In the command prompt, type list disk and press Enter. NOTE: This will give you a list of disk numbers to select from. You don’t get much information other than size to determine which
In the command prompt, type select disk # and press Enter. NOTE: You would substitute # for the disk number listed that you want to use clean or clean all on. For example, I want to use one of them on Disk 1 (from step 1) for my USB key drive, so I would type select disk 1 and press Enter. You don’t get much other information other than size, so it helps if you can get far enough into the install process to see what the disk number is.
Clean – In the command prompt, type clean and press Enter. NOTE: This will not take long to finish. Think of it as being like a quick format.
or
Clean all – In the command prompt, type clean all and press Enter. NOTE: This will take quite some time (several hours or more) to finish depending on how large the disk is since it is writing over each and every sector on it to zero. Think of it as being like a full or low level format.
You do not want to use clean all often on SSDs. It will write 0 to every sector, which can shorten the lifespan of the SSD as writes are their Achilles’ heel.
To close the command window when finished type exit and press Enter to leave diskpart, then exit and press Enter again to close the command window and get back to the installer.
Wheel of Morality
Turn, turn, turn. Tell us the less that we should learn. With the partitions on the SSD wiped, I was able to install Windows just fine, and got things running. What did I learn about what was wrong? Absolutely nothing. In the end, I had mucked around with so many things, I really cannot be sure what the problem was in the end. Did some piece of hardware go bad? Did I have a heat problem tiring the bits out so they had to pull over and cool down? Did something go wrong on that hidden SSD partition? Hell if I know, but I do know that I now at least have some notes of what I did try.

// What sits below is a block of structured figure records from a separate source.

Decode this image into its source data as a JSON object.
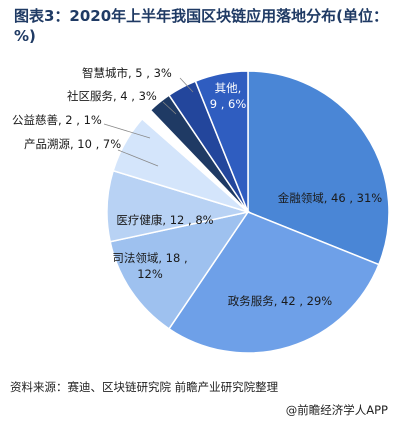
{
  "title": "图表3：2020年上半年我国区块链应用落地分布(单位： %)",
  "source": "资料来源：赛迪、区块链研究院 前瞻产业研究院整理",
  "brand": "@前瞻经济学人APP",
  "chart_data": {
    "type": "pie",
    "title": "图表3：2020年上半年我国区块链应用落地分布(单位： %)",
    "slices": [
      {
        "label": "金融领域",
        "value": 46,
        "percent": 31,
        "text": "金融领域, 46 , 31%",
        "color": "#4a86d6"
      },
      {
        "label": "政务服务",
        "value": 42,
        "percent": 29,
        "text": "政务服务, 42 , 29%",
        "color": "#6ea0e8"
      },
      {
        "label": "司法领域",
        "value": 18,
        "percent": 12,
        "text": "司法领域, 18 ,\n12%",
        "color": "#9ec1ef"
      },
      {
        "label": "医疗健康",
        "value": 12,
        "percent": 8,
        "text": "医疗健康, 12 , 8%",
        "color": "#b8d2f4"
      },
      {
        "label": "产品溯源",
        "value": 10,
        "percent": 7,
        "text": "产品溯源, 10 , 7%",
        "color": "#d4e5fb"
      },
      {
        "label": "公益慈善",
        "value": 2,
        "percent": 1,
        "text": "公益慈善, 2 , 1%",
        "color": "#ffffff"
      },
      {
        "label": "社区服务",
        "value": 4,
        "percent": 3,
        "text": "社区服务, 4 , 3%",
        "color": "#1f3a64"
      },
      {
        "label": "智慧城市",
        "value": 5,
        "percent": 3,
        "text": "智慧城市, 5 , 3%",
        "color": "#23469c"
      },
      {
        "label": "其他",
        "value": 9,
        "percent": 6,
        "text": "其他,\n9 , 6%",
        "color": "#2f5dc0"
      }
    ]
  }
}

Maybe these will help you.
March 21st, 2013 at 20:04 pm
Hmm, I should really change that icon …
March 21st, 2013 at 21:36 pm
Holy crap! 14 months later, and he finally posts!

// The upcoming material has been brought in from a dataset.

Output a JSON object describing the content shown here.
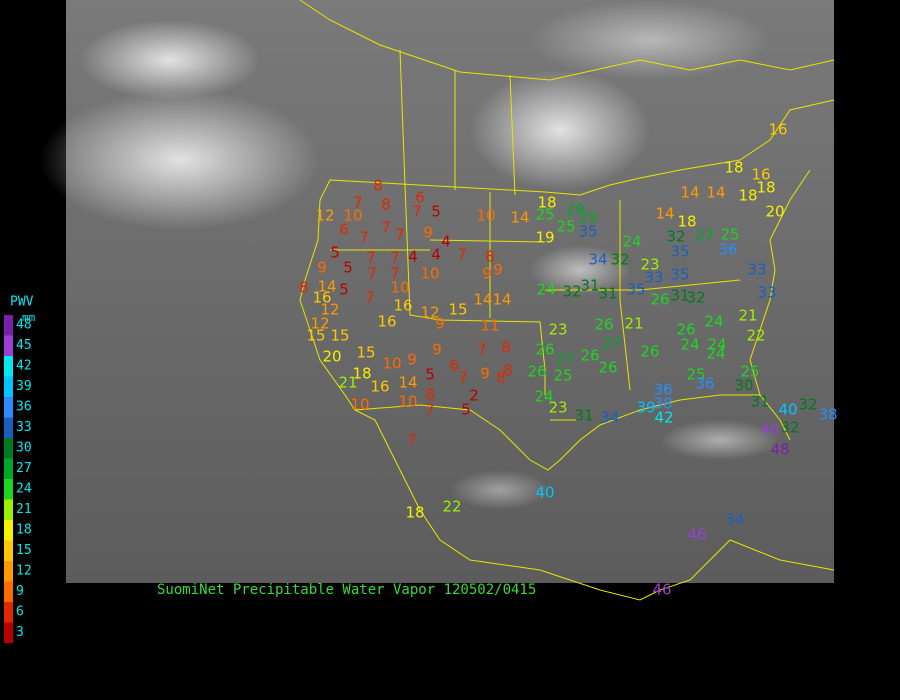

March 21st, 2013 at 21:48 pm
Damn skippy! I was sitting on those screenshots and links for forever.
March 21st, 2013 at 21:52 pm
Time to read it!
March 25th, 2013 at 13:03 pm
Looks to me like one of two things have happened:
1) Your Windows install got corrupted, to the point where a reformat / reinstall was needed to fix the problem.
2) Your motherboard is going bad on you, and needs to be replaced.
I couldn’t tell based on your post what all hardware you replaced. I would venture to guess that your motherboard is failing on you. It’s possible that the SSD was having some problems, and over time it slowly corrupted your OS, to the point where it needed to be reformatted / reinstalled. However, at times, this is actually a residual problem, brought on by an issue higher up in the “power chain”.
You verified that swapping out a PSU didn’t solve the problem. You also verified that RAM was good. Your processor *could* be a factor, but normally CPUs don’t crap out once they’ve been installed and used. If you had overclocked your motherboard (FSB, clock speed, multiplier, etc.) you might be creating one of those problems. But if that wasn’t done either, then I’d venture the motherboard.
The biggest thing to look at on the motherboard is the capacitors. Check to see if you have any popped, bulging, or leaking capacitors. Even ones that are ever so slightly bulging will change the corresponding voltage output to a point where it can start to create issues.
That’s my two cents, anyway…
March 25th, 2013 at 21:31 pm
Now you tell me!! I had replaced PSU, motherboard, and graphics. With little to no change in behaviour. It was all just very random. I would have expected some consistent behaviour if it was software related, but maybe not I guess. It really seemed like memory with how inconsistent it was, but I tested the crap outta that memory.
March 25th, 2013 at 21:34 pm
Hmm….Now since you reformatted and reinstalled, keep an eye on it. If it doesn’t do it again, then you’ve solved the problem.
And if it does still do that, you can check the mobo for popped caps.